Table 42 gives the moisture content and heat value of typical sawmill refuse from various woods.
TABLE 42
MOISTURE AND CALORIFIC VALUE OF SAWMILL REFUSE _____________________________________________________________________ | | | | | | | | Per Cent | B. t. u. | | Kind of Wood | Nature of Refuse | Moisture | per Pound | | | | | Dry Fuel | |_____________________|_______________________|__________|____________| | | | | | | Mexican White Pine | Sawdust and Hog Chips | 51.90 | 9020 | | Yosemite Sugar Pine | Sawdust and Hog Chips | 62.85 | 9010 | | Redwood 75%, | Sawdust, Box Mill | | | | Douglas Fir 25% | Refuse and Hog | 42.20 | 8977[41] | | Redwood | Sawdust and Hog Chips | 52.98 | 9040[41] | | Redwood | Sawdust and Hog Chips | 49.11 | 9204[41] | | Fir, Hemlock, | | | | | Spruce and Cedar | Sawdust | 42.06 | 8949[41] | |_____________________|_______________________|__________|____________|
It is essential in the burning of this class of fuel that a large combustion space be supplied, and on account of the usually high moisture content there should be much heated brickwork to radiate heat to the fuel bed and thus evaporate the moisture. Extension furnaces of the proper size are usually essential for good results and when this fuel is used alone, grates dropped to the floor line with an ashpit below give additional volume for combustion and space for maintaining a thick fuel bed. A thick fuel bed is necessary in order to avoid excessive quantities of air passing through the boiler. Where the fuel consists of hogged wood and sawdust alone, it is best to feed it automatically into the furnace through chutes on the top of the extension. The best results are secured when the fuel is allowed to pile up in the furnace to a height of 3 or 4 feet in the form of a cone under each chute. The fuel burns best when not disturbed in the furnace. Each fuel chute, when a proper distance from the grates and with the piles maintained at their proper height, will supply about 30 or 35 square feet of grate surface. While large quantities of air are required for burning this fuel, excess air is as harmful as with coal, and care must be taken that such an excess is not admitted through fire doors or fuel chutes. A strong natural draft usually is preferable to a blast with this fuel. The action of blast is to make the regulation of the furnace conditions more difficult and to blow over unconsumed fuel on the heating surfaces and into the stack. This unconsumed fuel settling in portions of the setting out of the direct path of the gases will have a tendency to ignite provided any air reaches it, with results harmful to the setting and breeching connection. This action is particularly objectionable if these particles are carried over into the base of a stack, where they will settle below the point at which the flue enters and if ignited may cause the stack to become overheated and buckle.

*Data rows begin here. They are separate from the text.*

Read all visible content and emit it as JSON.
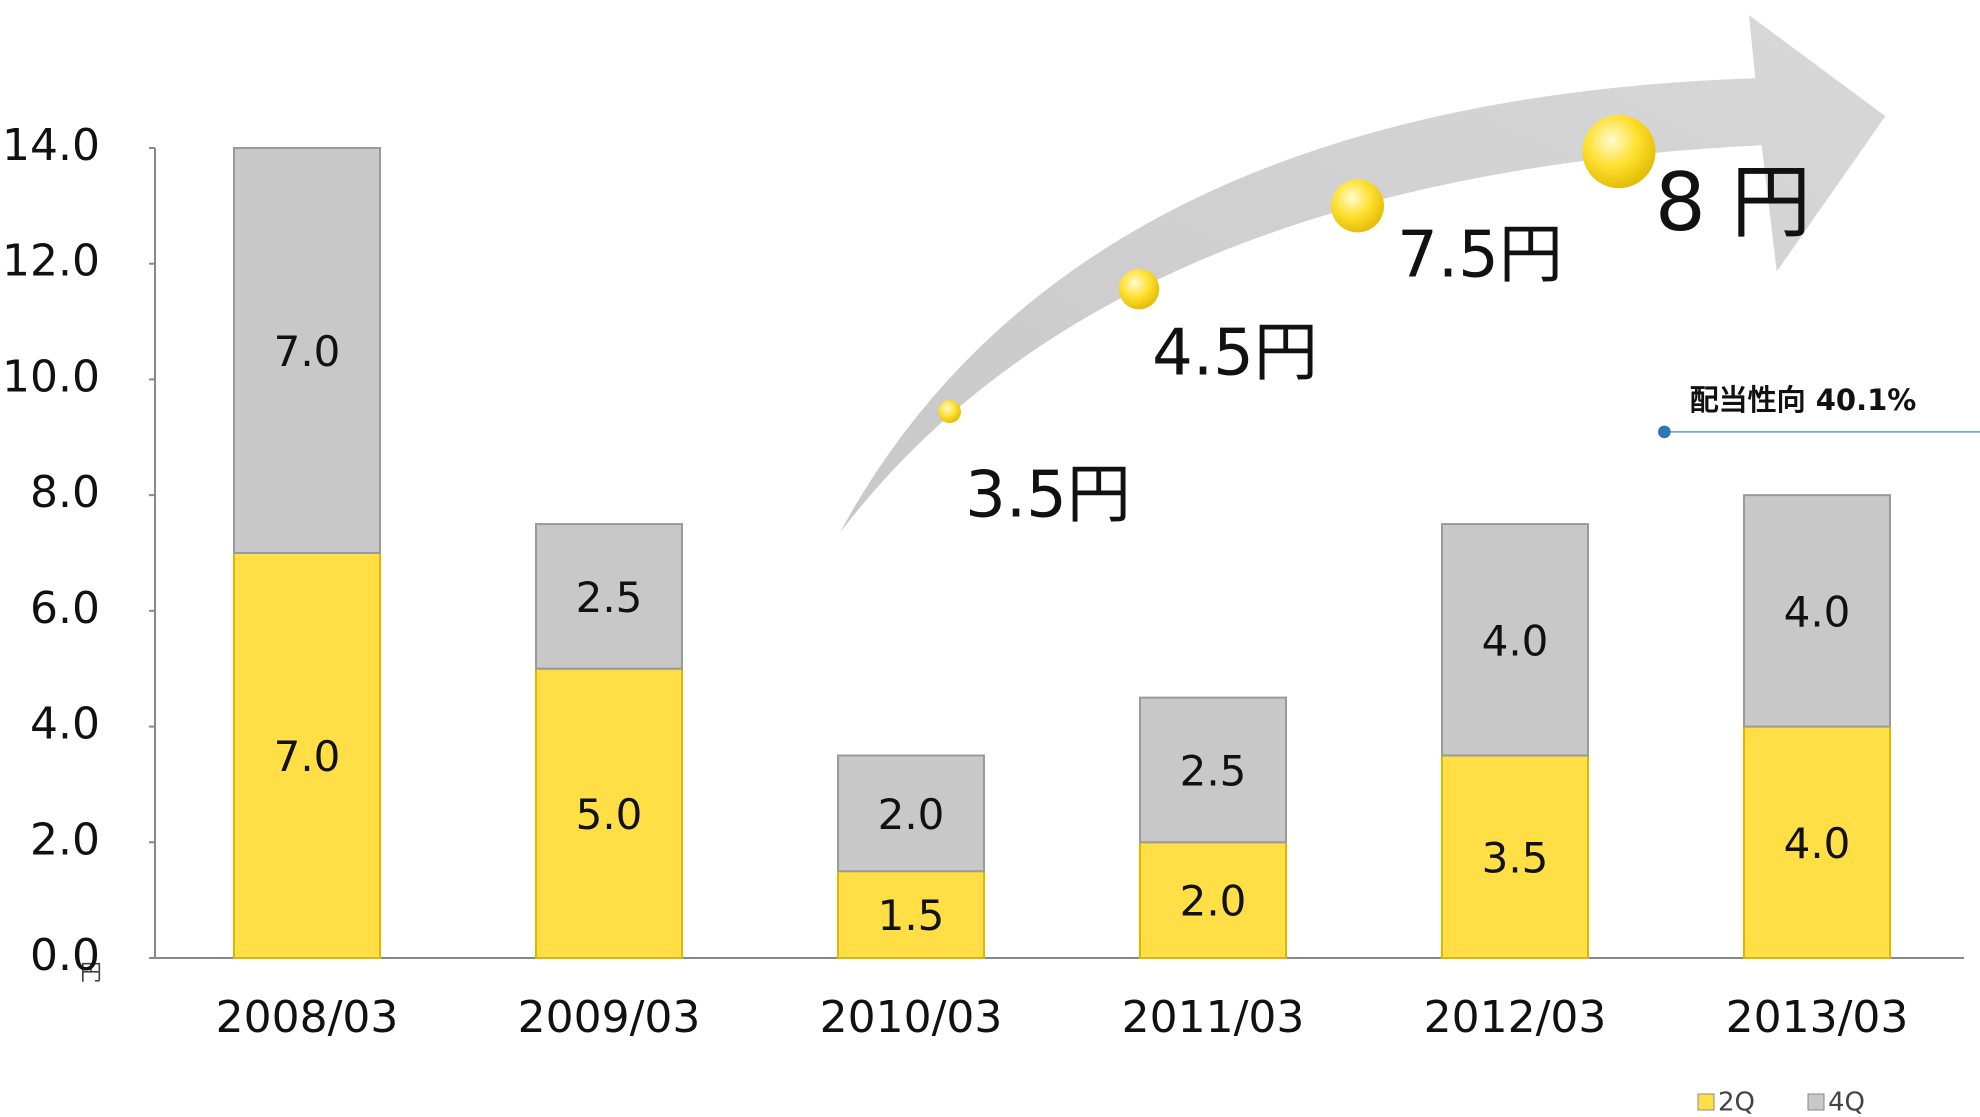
{
  "chart_data": {
    "type": "bar",
    "stacked": true,
    "categories": [
      "2008/03",
      "2009/03",
      "2010/03",
      "2011/03",
      "2012/03",
      "2013/03"
    ],
    "series": [
      {
        "name": "2Q",
        "color": "#FFDF45",
        "values": [
          7,
          5,
          1.5,
          2,
          3.5,
          4
        ],
        "value_labels": [
          "7.0",
          "5.0",
          "1.5",
          "2.0",
          "3.5",
          "4.0"
        ]
      },
      {
        "name": "4Q",
        "color": "#C8C8C8",
        "values": [
          7,
          2.5,
          2,
          2.5,
          4,
          4
        ],
        "value_labels": [
          "7.0",
          "2.5",
          "2.0",
          "2.5",
          "4.0",
          "4.0"
        ]
      }
    ],
    "ylim": [
      0,
      14
    ],
    "yticks": [
      {
        "value": 0,
        "label": "0.0"
      },
      {
        "value": 2,
        "label": "2.0"
      },
      {
        "value": 4,
        "label": "4.0"
      },
      {
        "value": 6,
        "label": "6.0"
      },
      {
        "value": 8,
        "label": "8.0"
      },
      {
        "value": 10,
        "label": "10.0"
      },
      {
        "value": 12,
        "label": "12.0"
      },
      {
        "value": 14,
        "label": "14.0"
      }
    ],
    "y_unit": "円",
    "annotations": [
      "3.5円",
      "4.5円",
      "7.5円",
      "8 円",
      "配当性向 40.1%"
    ],
    "legend": "bottom-right"
  }
}
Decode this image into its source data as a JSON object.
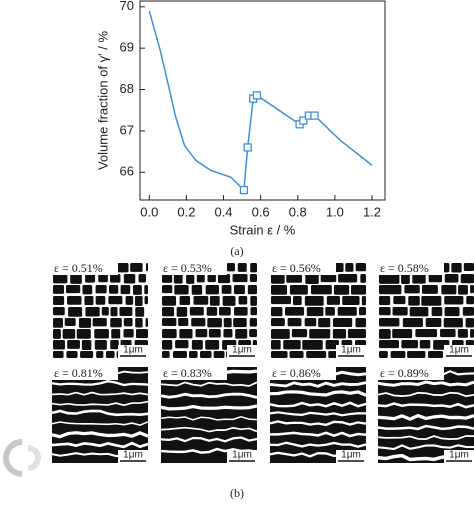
{
  "chart_data": {
    "type": "line",
    "x_label": "Strain ε / %",
    "y_label": "Volume fraction of γ' / %",
    "xlim": [
      -0.05,
      1.27
    ],
    "ylim": [
      65.33,
      70.14
    ],
    "xticks": [
      {
        "value": 0,
        "label": "0.0"
      },
      0.2,
      0.4,
      0.6,
      0.8,
      {
        "value": 1,
        "label": "1.0"
      },
      1.2
    ],
    "yticks": [
      66,
      67,
      68,
      69,
      70
    ],
    "series": [
      {
        "color": "#3f8fd8",
        "marker": "none",
        "x": [
          0,
          0.06,
          0.11,
          0.14,
          0.19,
          0.25,
          0.33,
          0.44,
          0.51,
          0.53,
          0.56,
          0.58,
          0.81,
          0.83,
          0.86,
          0.89,
          1.03,
          1.2
        ],
        "values": [
          69.9,
          68.93,
          67.97,
          67.37,
          66.65,
          66.29,
          66.05,
          65.88,
          65.57,
          66.6,
          67.78,
          67.86,
          67.16,
          67.25,
          67.37,
          67.37,
          66.77,
          66.17
        ]
      },
      {
        "color": "#3f8fd8",
        "marker": "square",
        "x": [
          0.51,
          0.53,
          0.56,
          0.58,
          0.81,
          0.83,
          0.86,
          0.89
        ],
        "values": [
          65.57,
          66.6,
          67.78,
          67.86,
          67.16,
          67.25,
          67.37,
          67.37
        ]
      }
    ]
  },
  "panel_a_label": "(a)",
  "micrographs": {
    "labels": [
      "ε = 0.51%",
      "ε = 0.53%",
      "ε = 0.56%",
      "ε = 0.58%",
      "ε = 0.81%",
      "ε = 0.83%",
      "ε = 0.86%",
      "ε = 0.89%"
    ],
    "scale_bar": "1μm"
  },
  "panel_b_label": "(b)"
}
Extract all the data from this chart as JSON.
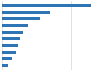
{
  "values": [
    26,
    14,
    11,
    7.5,
    6,
    5.2,
    4.8,
    4,
    3,
    1.8
  ],
  "bar_color": "#2e75b6",
  "background_color": "#ffffff",
  "grid_color": "#d3d3d3",
  "xlim": [
    0,
    28
  ],
  "figsize": [
    1.0,
    0.71
  ],
  "dpi": 100,
  "bar_height": 0.45
}
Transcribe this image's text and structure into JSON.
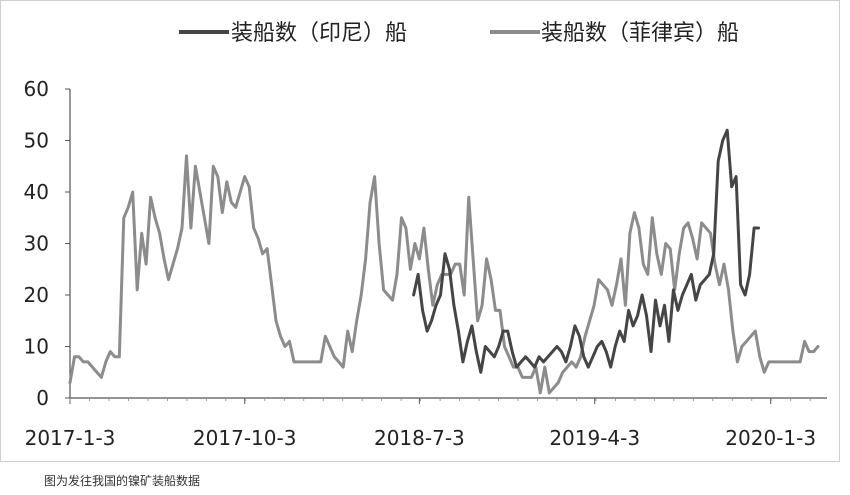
{
  "caption": "图为发往我国的镍矿装船数据",
  "chart_data": {
    "type": "line",
    "legend_position": "top",
    "grid": false,
    "ylim": [
      0,
      60
    ],
    "yticks": [
      "0",
      "10",
      "20",
      "30",
      "40",
      "50",
      "60"
    ],
    "xticks": [
      "2017-1-3",
      "2017-10-3",
      "2018-7-3",
      "2019-4-3",
      "2020-1-3"
    ],
    "x_range": [
      "2017-01-03",
      "2020-03-31"
    ],
    "series": [
      {
        "name": "装船数（印尼）船",
        "color": "#454545",
        "points": [
          [
            "2018-06-24",
            20
          ],
          [
            "2018-07-01",
            24
          ],
          [
            "2018-07-08",
            17
          ],
          [
            "2018-07-15",
            13
          ],
          [
            "2018-07-22",
            15
          ],
          [
            "2018-07-29",
            18
          ],
          [
            "2018-08-05",
            20
          ],
          [
            "2018-08-12",
            28
          ],
          [
            "2018-08-19",
            25
          ],
          [
            "2018-08-26",
            18
          ],
          [
            "2018-09-02",
            13
          ],
          [
            "2018-09-09",
            7
          ],
          [
            "2018-09-16",
            11
          ],
          [
            "2018-09-23",
            14
          ],
          [
            "2018-09-30",
            9
          ],
          [
            "2018-10-07",
            5
          ],
          [
            "2018-10-14",
            10
          ],
          [
            "2018-10-21",
            9
          ],
          [
            "2018-10-28",
            8
          ],
          [
            "2018-11-04",
            10
          ],
          [
            "2018-11-11",
            13
          ],
          [
            "2018-11-18",
            13
          ],
          [
            "2018-11-25",
            9
          ],
          [
            "2018-12-02",
            6
          ],
          [
            "2018-12-09",
            7
          ],
          [
            "2018-12-16",
            8
          ],
          [
            "2018-12-23",
            7
          ],
          [
            "2018-12-30",
            6
          ],
          [
            "2019-01-06",
            8
          ],
          [
            "2019-01-13",
            7
          ],
          [
            "2019-01-20",
            8
          ],
          [
            "2019-01-27",
            9
          ],
          [
            "2019-02-03",
            10
          ],
          [
            "2019-02-10",
            9
          ],
          [
            "2019-02-17",
            7
          ],
          [
            "2019-02-24",
            10
          ],
          [
            "2019-03-03",
            14
          ],
          [
            "2019-03-10",
            12
          ],
          [
            "2019-03-17",
            8
          ],
          [
            "2019-03-24",
            6
          ],
          [
            "2019-03-31",
            8
          ],
          [
            "2019-04-07",
            10
          ],
          [
            "2019-04-14",
            11
          ],
          [
            "2019-04-21",
            9
          ],
          [
            "2019-04-28",
            6
          ],
          [
            "2019-05-05",
            10
          ],
          [
            "2019-05-12",
            13
          ],
          [
            "2019-05-19",
            11
          ],
          [
            "2019-05-26",
            17
          ],
          [
            "2019-06-02",
            14
          ],
          [
            "2019-06-09",
            16
          ],
          [
            "2019-06-16",
            20
          ],
          [
            "2019-06-23",
            16
          ],
          [
            "2019-06-30",
            9
          ],
          [
            "2019-07-07",
            19
          ],
          [
            "2019-07-14",
            14
          ],
          [
            "2019-07-21",
            18
          ],
          [
            "2019-07-28",
            11
          ],
          [
            "2019-08-04",
            21
          ],
          [
            "2019-08-11",
            17
          ],
          [
            "2019-08-18",
            20
          ],
          [
            "2019-08-25",
            22
          ],
          [
            "2019-09-01",
            24
          ],
          [
            "2019-09-08",
            19
          ],
          [
            "2019-09-15",
            22
          ],
          [
            "2019-09-22",
            23
          ],
          [
            "2019-09-29",
            24
          ],
          [
            "2019-10-06",
            28
          ],
          [
            "2019-10-13",
            46
          ],
          [
            "2019-10-20",
            50
          ],
          [
            "2019-10-27",
            52
          ],
          [
            "2019-11-03",
            41
          ],
          [
            "2019-11-10",
            43
          ],
          [
            "2019-11-17",
            22
          ],
          [
            "2019-11-24",
            20
          ],
          [
            "2019-12-01",
            24
          ],
          [
            "2019-12-08",
            33
          ],
          [
            "2019-12-15",
            33
          ]
        ]
      },
      {
        "name": "装船数（菲律宾）船",
        "color": "#8c8c8c",
        "points": [
          [
            "2017-01-03",
            3
          ],
          [
            "2017-01-10",
            8
          ],
          [
            "2017-01-17",
            8
          ],
          [
            "2017-01-24",
            7
          ],
          [
            "2017-01-31",
            7
          ],
          [
            "2017-02-07",
            6
          ],
          [
            "2017-02-14",
            5
          ],
          [
            "2017-02-21",
            4
          ],
          [
            "2017-02-28",
            7
          ],
          [
            "2017-03-07",
            9
          ],
          [
            "2017-03-14",
            8
          ],
          [
            "2017-03-21",
            8
          ],
          [
            "2017-03-28",
            35
          ],
          [
            "2017-04-04",
            37
          ],
          [
            "2017-04-11",
            40
          ],
          [
            "2017-04-18",
            21
          ],
          [
            "2017-04-25",
            32
          ],
          [
            "2017-05-02",
            26
          ],
          [
            "2017-05-09",
            39
          ],
          [
            "2017-05-16",
            35
          ],
          [
            "2017-05-23",
            32
          ],
          [
            "2017-05-30",
            27
          ],
          [
            "2017-06-06",
            23
          ],
          [
            "2017-06-13",
            26
          ],
          [
            "2017-06-20",
            29
          ],
          [
            "2017-06-27",
            33
          ],
          [
            "2017-07-04",
            47
          ],
          [
            "2017-07-11",
            33
          ],
          [
            "2017-07-18",
            45
          ],
          [
            "2017-07-25",
            40
          ],
          [
            "2017-08-01",
            35
          ],
          [
            "2017-08-08",
            30
          ],
          [
            "2017-08-15",
            45
          ],
          [
            "2017-08-22",
            43
          ],
          [
            "2017-08-29",
            36
          ],
          [
            "2017-09-05",
            42
          ],
          [
            "2017-09-12",
            38
          ],
          [
            "2017-09-19",
            37
          ],
          [
            "2017-09-26",
            40
          ],
          [
            "2017-10-03",
            43
          ],
          [
            "2017-10-10",
            41
          ],
          [
            "2017-10-17",
            33
          ],
          [
            "2017-10-24",
            31
          ],
          [
            "2017-10-31",
            28
          ],
          [
            "2017-11-07",
            29
          ],
          [
            "2017-11-14",
            22
          ],
          [
            "2017-11-21",
            15
          ],
          [
            "2017-11-28",
            12
          ],
          [
            "2017-12-05",
            10
          ],
          [
            "2017-12-12",
            11
          ],
          [
            "2017-12-19",
            7
          ],
          [
            "2017-12-26",
            7
          ],
          [
            "2018-01-02",
            7
          ],
          [
            "2018-01-09",
            7
          ],
          [
            "2018-01-16",
            7
          ],
          [
            "2018-01-23",
            7
          ],
          [
            "2018-01-30",
            7
          ],
          [
            "2018-02-06",
            12
          ],
          [
            "2018-02-13",
            10
          ],
          [
            "2018-02-20",
            8
          ],
          [
            "2018-02-27",
            7
          ],
          [
            "2018-03-06",
            6
          ],
          [
            "2018-03-13",
            13
          ],
          [
            "2018-03-20",
            9
          ],
          [
            "2018-03-27",
            15
          ],
          [
            "2018-04-03",
            20
          ],
          [
            "2018-04-10",
            27
          ],
          [
            "2018-04-17",
            38
          ],
          [
            "2018-04-24",
            43
          ],
          [
            "2018-05-01",
            30
          ],
          [
            "2018-05-08",
            21
          ],
          [
            "2018-05-15",
            20
          ],
          [
            "2018-05-22",
            19
          ],
          [
            "2018-05-29",
            24
          ],
          [
            "2018-06-05",
            35
          ],
          [
            "2018-06-12",
            33
          ],
          [
            "2018-06-19",
            25
          ],
          [
            "2018-06-26",
            30
          ],
          [
            "2018-07-03",
            27
          ],
          [
            "2018-07-10",
            33
          ],
          [
            "2018-07-17",
            25
          ],
          [
            "2018-07-24",
            18
          ],
          [
            "2018-07-31",
            22
          ],
          [
            "2018-08-07",
            24
          ],
          [
            "2018-08-14",
            24
          ],
          [
            "2018-08-21",
            24
          ],
          [
            "2018-08-28",
            26
          ],
          [
            "2018-09-04",
            26
          ],
          [
            "2018-09-11",
            20
          ],
          [
            "2018-09-18",
            39
          ],
          [
            "2018-09-25",
            27
          ],
          [
            "2018-10-02",
            15
          ],
          [
            "2018-10-09",
            18
          ],
          [
            "2018-10-16",
            27
          ],
          [
            "2018-10-23",
            23
          ],
          [
            "2018-10-30",
            17
          ],
          [
            "2018-11-06",
            17
          ],
          [
            "2018-11-13",
            10
          ],
          [
            "2018-11-20",
            8
          ],
          [
            "2018-11-27",
            6
          ],
          [
            "2018-12-04",
            6
          ],
          [
            "2018-12-11",
            4
          ],
          [
            "2018-12-18",
            4
          ],
          [
            "2018-12-25",
            4
          ],
          [
            "2019-01-01",
            6
          ],
          [
            "2019-01-08",
            1
          ],
          [
            "2019-01-15",
            6
          ],
          [
            "2019-01-22",
            1
          ],
          [
            "2019-01-29",
            2
          ],
          [
            "2019-02-05",
            3
          ],
          [
            "2019-02-12",
            5
          ],
          [
            "2019-02-19",
            6
          ],
          [
            "2019-02-26",
            7
          ],
          [
            "2019-03-05",
            6
          ],
          [
            "2019-03-12",
            8
          ],
          [
            "2019-03-19",
            12
          ],
          [
            "2019-03-26",
            15
          ],
          [
            "2019-04-02",
            18
          ],
          [
            "2019-04-09",
            23
          ],
          [
            "2019-04-16",
            22
          ],
          [
            "2019-04-23",
            21
          ],
          [
            "2019-04-30",
            18
          ],
          [
            "2019-05-07",
            22
          ],
          [
            "2019-05-14",
            27
          ],
          [
            "2019-05-21",
            18
          ],
          [
            "2019-05-28",
            32
          ],
          [
            "2019-06-04",
            36
          ],
          [
            "2019-06-11",
            33
          ],
          [
            "2019-06-18",
            26
          ],
          [
            "2019-06-25",
            24
          ],
          [
            "2019-07-02",
            35
          ],
          [
            "2019-07-09",
            28
          ],
          [
            "2019-07-16",
            24
          ],
          [
            "2019-07-23",
            30
          ],
          [
            "2019-07-30",
            29
          ],
          [
            "2019-08-06",
            21
          ],
          [
            "2019-08-13",
            28
          ],
          [
            "2019-08-20",
            33
          ],
          [
            "2019-08-27",
            34
          ],
          [
            "2019-09-03",
            31
          ],
          [
            "2019-09-10",
            27
          ],
          [
            "2019-09-17",
            34
          ],
          [
            "2019-09-24",
            33
          ],
          [
            "2019-10-01",
            32
          ],
          [
            "2019-10-08",
            26
          ],
          [
            "2019-10-15",
            22
          ],
          [
            "2019-10-22",
            26
          ],
          [
            "2019-10-29",
            21
          ],
          [
            "2019-11-05",
            13
          ],
          [
            "2019-11-12",
            7
          ],
          [
            "2019-11-19",
            10
          ],
          [
            "2019-11-26",
            11
          ],
          [
            "2019-12-03",
            12
          ],
          [
            "2019-12-10",
            13
          ],
          [
            "2019-12-17",
            8
          ],
          [
            "2019-12-24",
            5
          ],
          [
            "2019-12-31",
            7
          ],
          [
            "2020-01-07",
            7
          ],
          [
            "2020-01-14",
            7
          ],
          [
            "2020-01-21",
            7
          ],
          [
            "2020-01-28",
            7
          ],
          [
            "2020-02-04",
            7
          ],
          [
            "2020-02-11",
            7
          ],
          [
            "2020-02-18",
            7
          ],
          [
            "2020-02-25",
            11
          ],
          [
            "2020-03-03",
            9
          ],
          [
            "2020-03-10",
            9
          ],
          [
            "2020-03-17",
            10
          ]
        ]
      }
    ]
  }
}
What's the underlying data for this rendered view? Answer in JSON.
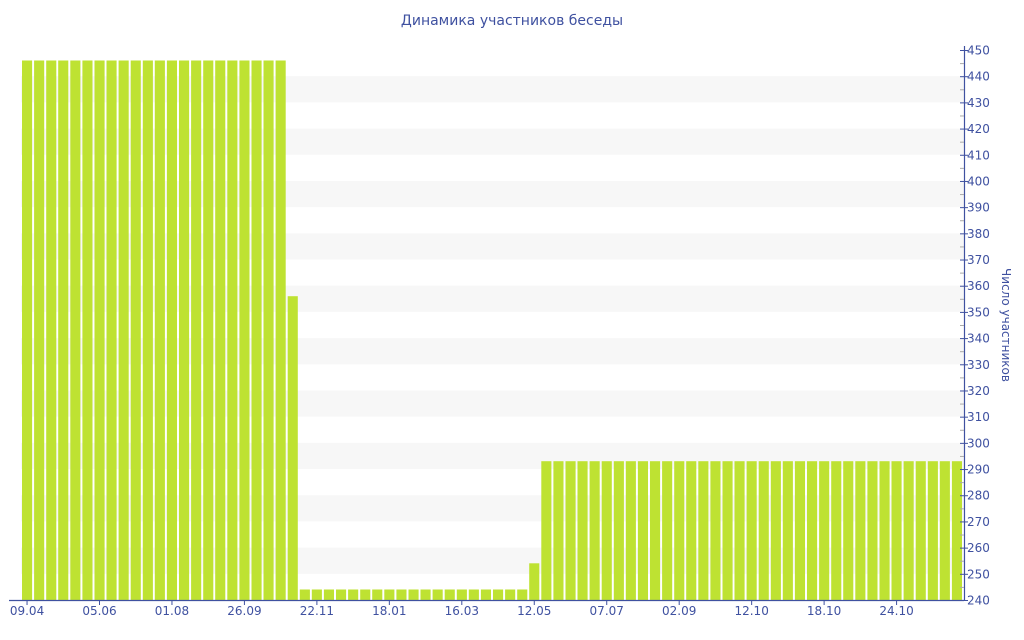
{
  "chart_data": {
    "type": "bar",
    "title": "Динамика участников беседы",
    "xlabel": "",
    "ylabel": "Число участников",
    "ylim": [
      240,
      450
    ],
    "y_axis_position": "right",
    "y_ticks": [
      240,
      250,
      260,
      270,
      280,
      290,
      300,
      310,
      320,
      330,
      340,
      350,
      360,
      370,
      380,
      390,
      400,
      410,
      420,
      430,
      440,
      450
    ],
    "x_tick_labels": [
      {
        "index": 0,
        "label": "09.04"
      },
      {
        "index": 6,
        "label": "05.06"
      },
      {
        "index": 12,
        "label": "01.08"
      },
      {
        "index": 18,
        "label": "26.09"
      },
      {
        "index": 24,
        "label": "22.11"
      },
      {
        "index": 30,
        "label": "18.01"
      },
      {
        "index": 36,
        "label": "16.03"
      },
      {
        "index": 42,
        "label": "12.05"
      },
      {
        "index": 48,
        "label": "07.07"
      },
      {
        "index": 54,
        "label": "02.09"
      },
      {
        "index": 60,
        "label": "12.10"
      },
      {
        "index": 66,
        "label": "18.10"
      },
      {
        "index": 72,
        "label": "24.10"
      }
    ],
    "values": [
      446,
      446,
      446,
      446,
      446,
      446,
      446,
      446,
      446,
      446,
      446,
      446,
      446,
      446,
      446,
      446,
      446,
      446,
      446,
      446,
      446,
      446,
      356,
      244,
      244,
      244,
      244,
      244,
      244,
      244,
      244,
      244,
      244,
      244,
      244,
      244,
      244,
      244,
      244,
      244,
      244,
      244,
      254,
      293,
      293,
      293,
      293,
      293,
      293,
      293,
      293,
      293,
      293,
      293,
      293,
      293,
      293,
      293,
      293,
      293,
      293,
      293,
      293,
      293,
      293,
      293,
      293,
      293,
      293,
      293,
      293,
      293,
      293,
      293,
      293,
      293,
      293,
      293
    ],
    "grid": "alternating horizontal bands",
    "colors": {
      "bar": "#bee232",
      "axis": "#3f51a0",
      "band": "#f7f7f7"
    }
  }
}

Whether natural draft or blast is used, much of the fuel is carried onto the heating surfaces and these should be cleaned regularly to maintain a good efficiency. Collecting chambers in various portions of the setting should be provided for this unconsumed fuel, and these should be kept clean.
With proper draft conditions, 150 pounds of this fuel containing about 30 to 40 per cent of moisture can be burned per square foot of grate surface per hour, and in a properly designed furnace one square foot of grate surface can develop from 5 to 6 boiler horse power. Where the wood contains 50 per cent of moisture or over, it is not usually safe to figure on obtaining more than 3 to 4 horse power per square foot of grate surface.